Saturday, December 12, 2015

The Thames River Murders by Ashley Gardner

First Sentence: The letter, neatly folded at my plate, looked innocuous enough, but I had a sense of disquiet about it.

Someone is threatening Captain Gabriel Lacey by claiming he’s not who he says. When that threat includes an attempt to harm Lacey’s wife’s son, Lacey takes It very seriously. Yet he also has the matter of a decade-dead woman to identify, and a killer to find, and his daughter, Gabriella, who is coming out.

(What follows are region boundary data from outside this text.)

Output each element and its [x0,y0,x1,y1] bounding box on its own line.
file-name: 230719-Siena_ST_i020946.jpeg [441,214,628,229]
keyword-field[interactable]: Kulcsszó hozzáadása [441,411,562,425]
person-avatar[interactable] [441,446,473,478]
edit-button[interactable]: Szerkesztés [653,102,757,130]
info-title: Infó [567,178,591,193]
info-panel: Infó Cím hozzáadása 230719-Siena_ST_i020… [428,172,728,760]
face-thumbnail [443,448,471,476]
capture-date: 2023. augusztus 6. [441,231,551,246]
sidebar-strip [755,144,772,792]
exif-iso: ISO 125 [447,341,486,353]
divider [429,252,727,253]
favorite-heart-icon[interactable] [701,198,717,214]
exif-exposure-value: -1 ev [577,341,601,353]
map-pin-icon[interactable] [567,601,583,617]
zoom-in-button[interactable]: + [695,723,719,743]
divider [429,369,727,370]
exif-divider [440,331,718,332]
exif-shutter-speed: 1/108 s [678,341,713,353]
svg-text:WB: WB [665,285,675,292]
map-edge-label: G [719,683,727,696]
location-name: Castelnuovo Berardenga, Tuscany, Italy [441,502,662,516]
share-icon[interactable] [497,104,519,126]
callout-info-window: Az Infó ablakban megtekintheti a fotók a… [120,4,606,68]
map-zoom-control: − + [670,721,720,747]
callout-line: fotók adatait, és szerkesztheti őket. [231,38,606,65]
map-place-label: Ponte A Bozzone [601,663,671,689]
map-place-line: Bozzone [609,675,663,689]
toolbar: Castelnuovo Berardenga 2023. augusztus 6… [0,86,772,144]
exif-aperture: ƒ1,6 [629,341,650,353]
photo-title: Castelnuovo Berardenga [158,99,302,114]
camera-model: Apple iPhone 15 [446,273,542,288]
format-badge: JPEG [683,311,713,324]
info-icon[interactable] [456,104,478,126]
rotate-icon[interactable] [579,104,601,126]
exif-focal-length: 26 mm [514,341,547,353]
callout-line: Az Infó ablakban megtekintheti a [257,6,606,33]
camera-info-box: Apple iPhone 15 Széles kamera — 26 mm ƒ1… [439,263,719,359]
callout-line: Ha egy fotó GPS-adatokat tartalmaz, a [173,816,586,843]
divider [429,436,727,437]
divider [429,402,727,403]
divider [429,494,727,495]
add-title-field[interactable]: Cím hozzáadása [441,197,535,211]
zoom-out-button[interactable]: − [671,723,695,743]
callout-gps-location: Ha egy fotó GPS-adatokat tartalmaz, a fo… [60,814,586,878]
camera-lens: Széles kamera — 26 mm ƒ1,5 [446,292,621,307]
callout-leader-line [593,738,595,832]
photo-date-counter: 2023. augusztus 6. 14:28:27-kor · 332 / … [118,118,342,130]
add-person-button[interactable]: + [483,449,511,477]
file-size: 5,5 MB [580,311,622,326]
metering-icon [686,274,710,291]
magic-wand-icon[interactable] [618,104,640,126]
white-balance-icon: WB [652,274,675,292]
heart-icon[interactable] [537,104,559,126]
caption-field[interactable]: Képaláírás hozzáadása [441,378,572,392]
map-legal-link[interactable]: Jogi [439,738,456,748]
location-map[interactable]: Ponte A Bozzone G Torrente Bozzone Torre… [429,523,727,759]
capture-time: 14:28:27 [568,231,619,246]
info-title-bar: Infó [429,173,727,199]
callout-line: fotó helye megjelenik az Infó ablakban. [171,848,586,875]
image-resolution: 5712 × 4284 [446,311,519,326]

One can greatly appreciate the use of Ms. Gardner’s expressions appropriate to the social class of the period to describe Lacey’s wife—“Donata had been quite a diamond of the first water in her Season.” However, it is interesting to learn of the laws of the period and the control men had over their wives. While women of wealth and position could act and go out independent of their husbands, where women of lower classes could not, for them all, unless a woman inherited directly from her father, it was men who controlled the money, property and the lives of their children. Even further, in this particular book, Gardner addresses the laws with regard to Jews in England at the time.

Followers of the series will be pleased to see how the relationship between Lacey, his wife, daughter and stepson is progressing. However, new readers will not feel the lack of their history and will quickly understand just how unusual is their relationship, even for the time. However, this is by no means a book where the marital relationship overwhelms the story. Far from it.

In many ways, the most intriguing relationships are between Lacey; James Dennis a dangerous and powerful criminal; Brewster, the man charged by Denis to keep track of Lacey; and Lacey’s friend Lord Granville, a man of extreme wealth and position whose friendship with Granville helps stave off his own boredom.

Lacey is a former front-line soldier and is not without his flaws, the worst being his temper and penchant to hurl himself into potentially dangerous situations—“Captain, you could find trouble inside St. James’s Palace.” But it’s Lacey’s empathy for others, and his determination for justice that makes him a compelling and dimensional character; one who would attract such diverse range of associates.

That the victim and her family are Jewish introduces a new and interesting element. The wonderful scene of Lacey visiting a synagogue leads to a particularly poignant observation—“Any man I’d met of the Hebrew religion had been no different than I was, I’d observed—in fact, many came from circumstances far better than mine, and blended into London life more seamlessly than I did. True, I was able to vote for stand for Parliament…but how did that make me a superior man?” Shades of Shylock from “The Merchant of Venice.”

The Thames River Murders” is an excellent read, filled with twists, suspense, action, balanced by a touch of relationships and two threads which peak our curiosity of the next book.